Files
OmniParser/omnitool/readme.md
2025-02-05 11:11:08 -08:00

4.1 KiB

OmniTool Header

OmniTool

Control a Windows 11 VM with OmniParser + your vision model of choice.

Highlights:

  1. OmniParser V2 is 60% faster than V1 and now understands a wide variety of OS, app and inside app icons!
  2. OmniBox uses 50% less disk space than other Windows VMs for agent testing, whilst providing the same computer use API
  3. OmniTool supports out of the box the following vision models - OpenAI (4o/o1/o3-mini), DeepSeek (R1), Qwen (2.5VL) or Anthropic Computer Use

Overview

There are three components:

omniparserserver FastAPI server running OmniParser V2.
omnibox A Windows 11 VM running in a Docker container.
gradio UI to provide commands and watch reasoning + execution on OmniBox

Notes:

  1. Though OmniParser V2 can run on a CPU, we have separated this out if you want to run it fast on a GPU machine
  2. The OmniBox Windows 11 VM docker is dependent on KVM so can only run quickly on Windows and Linux. This can run on a CPU machine (doesn't need GPU).
  3. The Gradio UI can also run on a CPU machine. We suggest running omnibox and gradio on the same CPU machine and omniparserserver on a GPU server.

Setup

  1. omniparserserver:

    a. If you already have a conda environment for OmniParser, you can use that. Else follow the following steps to create one

    b. Ensure conda is installed with conda --version or install from the Anaconda website

    c. Navigate to the root of the repo with cd OmniParser

    d. Create a conda python environment with conda create -n "omni" python==3.12

    e. Set the python environment to be used with conda activate omni

    f. Install the dependencies with pip install -r requirements.txt

    g. Continue from here if you already had the conda environment.

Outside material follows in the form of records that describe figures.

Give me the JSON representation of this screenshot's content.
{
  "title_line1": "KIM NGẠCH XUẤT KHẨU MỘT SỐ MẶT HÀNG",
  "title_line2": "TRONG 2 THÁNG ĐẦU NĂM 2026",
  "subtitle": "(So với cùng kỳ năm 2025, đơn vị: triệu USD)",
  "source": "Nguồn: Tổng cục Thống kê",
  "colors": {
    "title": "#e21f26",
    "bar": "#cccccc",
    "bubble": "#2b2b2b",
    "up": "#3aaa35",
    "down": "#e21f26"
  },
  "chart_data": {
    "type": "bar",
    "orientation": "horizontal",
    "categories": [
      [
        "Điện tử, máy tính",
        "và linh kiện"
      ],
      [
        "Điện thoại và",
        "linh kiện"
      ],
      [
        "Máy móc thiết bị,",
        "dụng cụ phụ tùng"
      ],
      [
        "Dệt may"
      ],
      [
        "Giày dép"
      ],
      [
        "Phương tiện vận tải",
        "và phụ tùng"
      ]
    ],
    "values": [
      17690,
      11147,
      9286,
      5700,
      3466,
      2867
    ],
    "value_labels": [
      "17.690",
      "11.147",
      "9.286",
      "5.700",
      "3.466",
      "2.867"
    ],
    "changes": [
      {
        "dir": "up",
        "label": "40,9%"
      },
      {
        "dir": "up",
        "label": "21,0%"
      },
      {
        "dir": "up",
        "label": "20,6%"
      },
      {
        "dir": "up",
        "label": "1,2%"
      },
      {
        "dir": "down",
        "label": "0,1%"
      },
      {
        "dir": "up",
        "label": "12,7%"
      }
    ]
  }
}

    h. Ensure you have the weights downloaded in weights folder. If not download them with: for folder in icon_caption_florence icon_detect icon_detect_v1_5; do huggingface-cli download microsoft/OmniParser --local-dir weights/ --repo-type model --include "$folder/*"; done

    h. Navigate to the server directory with cd OmniParser/omnitool/omniparserserver

    i. Start the server with python -m omniparserserver

  2. omnibox:

    a. Install Docker Desktop

    b. Visit Microsoft Evaluation Center, accept the Terms of Service, and download a Windows 11 Enterprise Evaluation (90-day trial, English, United States) ISO file [~6GB]. Rename the file to custom.iso and copy it to the directory OmniParser/omnitool/omnibox/vm/win11iso

    c. Navigate to vm management script directory withcd OmniParser/omnitool/omnibox/scripts

    d. Build the docker container [400MB] and install the ISO to a storage folder [20GB] with ./manage_vm.sh create

    e. After creating the first time it will store a save of the VM state in vm/win11storage. You can then manage the VM with ./manage_vm.sh start and ./manage_vm.sh stop. To delete the VM, use ./manage_vm.sh delete and delete the OmniParser/omnitool/omnibox/vm/win11storage directory.

  3. gradio:

    a. Navigate to the gradio directory with cd OmniParser/omnitool/gradio

    b. Ensure you have activated the conda python environment with conda activate omni

    c. Start the server with python app.py --windows_host_url localhost:8006 --omniparser_server_url localhost:8000

    d. Open the URL in the terminal output, set your API Key and start playing with the AI agent!